El Club Atlético Osasuna ha manifestado su absoluto desacuerdo con la nueva fecha fijada para el partido contra el Celta de Vigo, que tendrá lugar el 27 de agosto. En un comunicado, el equipo pamplonés ha mostrado su malestar ante LaLiga y la Real Federación Española de Fútbol (RFEF) por un cambio que perjudica los intereses del conjunto rojillo y obvia un acuerdo previo entre clubes.
Osasuna entendía la imposibilidad de disputar el partido en la fecha inicial debido al mal estado del terreno de juego por la presencia de un hongo, pero consideraba que la lógica de la situación llevaba a buscar un nuevo emplazamiento para el partido o a señalar una nueva fecha en la que ambas entidades estuvieran de acuerdo. El equipo navarro había acordado con el Celta que los días 24 o 25 de septiembre serían adecuados para no sobrecargar el calendario de ambos conjuntos.

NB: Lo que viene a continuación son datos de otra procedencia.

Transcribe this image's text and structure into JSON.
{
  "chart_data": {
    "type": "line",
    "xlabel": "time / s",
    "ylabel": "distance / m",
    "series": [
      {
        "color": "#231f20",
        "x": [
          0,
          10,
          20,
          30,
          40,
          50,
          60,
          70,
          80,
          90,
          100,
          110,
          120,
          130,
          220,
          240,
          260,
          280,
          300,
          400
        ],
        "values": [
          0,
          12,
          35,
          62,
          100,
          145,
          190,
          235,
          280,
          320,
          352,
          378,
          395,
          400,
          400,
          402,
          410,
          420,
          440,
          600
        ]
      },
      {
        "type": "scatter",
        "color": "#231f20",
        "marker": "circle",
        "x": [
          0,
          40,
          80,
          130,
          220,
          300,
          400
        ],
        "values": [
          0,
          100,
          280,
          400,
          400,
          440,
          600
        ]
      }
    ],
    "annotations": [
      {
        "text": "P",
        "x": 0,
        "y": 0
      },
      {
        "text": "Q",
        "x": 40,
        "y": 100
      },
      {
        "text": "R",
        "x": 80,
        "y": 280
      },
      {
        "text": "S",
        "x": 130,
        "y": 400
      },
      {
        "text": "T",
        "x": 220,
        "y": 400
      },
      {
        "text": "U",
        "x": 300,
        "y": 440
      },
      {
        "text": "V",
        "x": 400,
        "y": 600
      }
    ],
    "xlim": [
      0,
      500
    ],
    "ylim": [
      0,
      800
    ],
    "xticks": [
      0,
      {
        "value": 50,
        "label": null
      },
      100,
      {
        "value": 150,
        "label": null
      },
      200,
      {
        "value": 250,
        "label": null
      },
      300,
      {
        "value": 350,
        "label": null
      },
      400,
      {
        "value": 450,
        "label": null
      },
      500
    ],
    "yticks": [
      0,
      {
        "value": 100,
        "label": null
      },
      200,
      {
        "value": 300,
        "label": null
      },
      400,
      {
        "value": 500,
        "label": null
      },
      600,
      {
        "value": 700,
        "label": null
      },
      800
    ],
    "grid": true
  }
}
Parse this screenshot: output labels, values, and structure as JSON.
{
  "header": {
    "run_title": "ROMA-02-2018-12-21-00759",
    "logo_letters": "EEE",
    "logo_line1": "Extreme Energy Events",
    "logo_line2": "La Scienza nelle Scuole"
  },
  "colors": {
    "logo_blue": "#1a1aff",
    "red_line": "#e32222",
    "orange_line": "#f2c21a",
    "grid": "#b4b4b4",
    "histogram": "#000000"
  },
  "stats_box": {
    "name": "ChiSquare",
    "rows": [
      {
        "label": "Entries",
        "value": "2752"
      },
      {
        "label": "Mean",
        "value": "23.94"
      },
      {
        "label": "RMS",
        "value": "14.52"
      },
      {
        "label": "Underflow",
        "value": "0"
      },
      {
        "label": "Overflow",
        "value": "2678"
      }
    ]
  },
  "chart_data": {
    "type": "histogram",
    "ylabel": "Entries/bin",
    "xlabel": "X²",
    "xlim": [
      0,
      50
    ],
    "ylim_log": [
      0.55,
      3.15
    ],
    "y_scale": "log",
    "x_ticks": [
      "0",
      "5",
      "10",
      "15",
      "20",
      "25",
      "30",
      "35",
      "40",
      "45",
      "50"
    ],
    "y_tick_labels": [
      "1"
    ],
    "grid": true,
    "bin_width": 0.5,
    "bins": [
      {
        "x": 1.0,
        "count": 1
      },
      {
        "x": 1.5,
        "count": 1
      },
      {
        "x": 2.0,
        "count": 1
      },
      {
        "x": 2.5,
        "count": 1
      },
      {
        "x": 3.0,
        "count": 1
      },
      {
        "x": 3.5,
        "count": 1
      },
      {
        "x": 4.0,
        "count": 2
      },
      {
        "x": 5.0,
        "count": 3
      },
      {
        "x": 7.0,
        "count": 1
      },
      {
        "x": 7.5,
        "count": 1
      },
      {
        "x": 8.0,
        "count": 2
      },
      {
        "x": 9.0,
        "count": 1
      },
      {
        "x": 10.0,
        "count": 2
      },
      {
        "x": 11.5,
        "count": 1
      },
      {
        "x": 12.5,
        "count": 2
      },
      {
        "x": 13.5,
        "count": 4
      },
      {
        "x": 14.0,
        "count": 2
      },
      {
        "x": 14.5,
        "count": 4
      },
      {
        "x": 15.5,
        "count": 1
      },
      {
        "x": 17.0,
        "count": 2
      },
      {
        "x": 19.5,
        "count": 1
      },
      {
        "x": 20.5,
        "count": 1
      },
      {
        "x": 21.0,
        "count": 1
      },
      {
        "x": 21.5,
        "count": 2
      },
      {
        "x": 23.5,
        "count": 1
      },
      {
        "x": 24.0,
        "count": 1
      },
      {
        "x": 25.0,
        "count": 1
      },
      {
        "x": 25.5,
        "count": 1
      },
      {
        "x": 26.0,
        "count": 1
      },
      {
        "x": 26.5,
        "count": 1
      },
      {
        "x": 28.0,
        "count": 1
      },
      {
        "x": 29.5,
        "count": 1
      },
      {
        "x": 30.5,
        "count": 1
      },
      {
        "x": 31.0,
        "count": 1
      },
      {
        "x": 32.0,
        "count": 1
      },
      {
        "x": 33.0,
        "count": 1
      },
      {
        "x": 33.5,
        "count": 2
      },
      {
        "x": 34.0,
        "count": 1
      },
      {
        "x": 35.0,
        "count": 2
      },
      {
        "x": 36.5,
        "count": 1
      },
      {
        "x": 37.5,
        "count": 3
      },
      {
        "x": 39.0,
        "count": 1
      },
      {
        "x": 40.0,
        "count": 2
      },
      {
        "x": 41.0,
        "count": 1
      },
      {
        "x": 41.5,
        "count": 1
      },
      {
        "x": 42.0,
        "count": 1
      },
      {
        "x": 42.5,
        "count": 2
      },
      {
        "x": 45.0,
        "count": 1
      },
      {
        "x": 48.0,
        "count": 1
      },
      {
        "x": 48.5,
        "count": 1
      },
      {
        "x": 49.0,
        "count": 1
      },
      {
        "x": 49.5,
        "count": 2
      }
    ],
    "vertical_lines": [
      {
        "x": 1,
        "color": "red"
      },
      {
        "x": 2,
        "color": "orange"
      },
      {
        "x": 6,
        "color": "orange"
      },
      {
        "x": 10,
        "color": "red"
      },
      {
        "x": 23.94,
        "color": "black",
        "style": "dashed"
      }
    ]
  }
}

Sin embargo, LaLiga y la RFEF decidieron unilateralmente que el partido se disputaría el jueves 27 de agosto, lo que obliga a Osasuna a jugar dos partidos en un corto espacio de tiempo, sin considerar la posibilidad de adelantar el encuentro Osasuna-Levante del 24 de agosto para dar más días de descanso. El club considera que esta decisión es una falta de respeto inadmisible y una muestra de la falta de previsión y seriedad en la gestión del calendario.
El partido Celta-Osasuna, que debía disputarse el domingo 16 de agosto, se jugará finalmente el jueves 27 de agosto a las 20:30 horas. Osasuna ha calificado esta decisión como un acto que perjudica especialmente al equipo y que no tiene justificación, destacando que la falta de sensibilidad y respeto hacia los clubes es inaceptable en una competición como LaLiga española.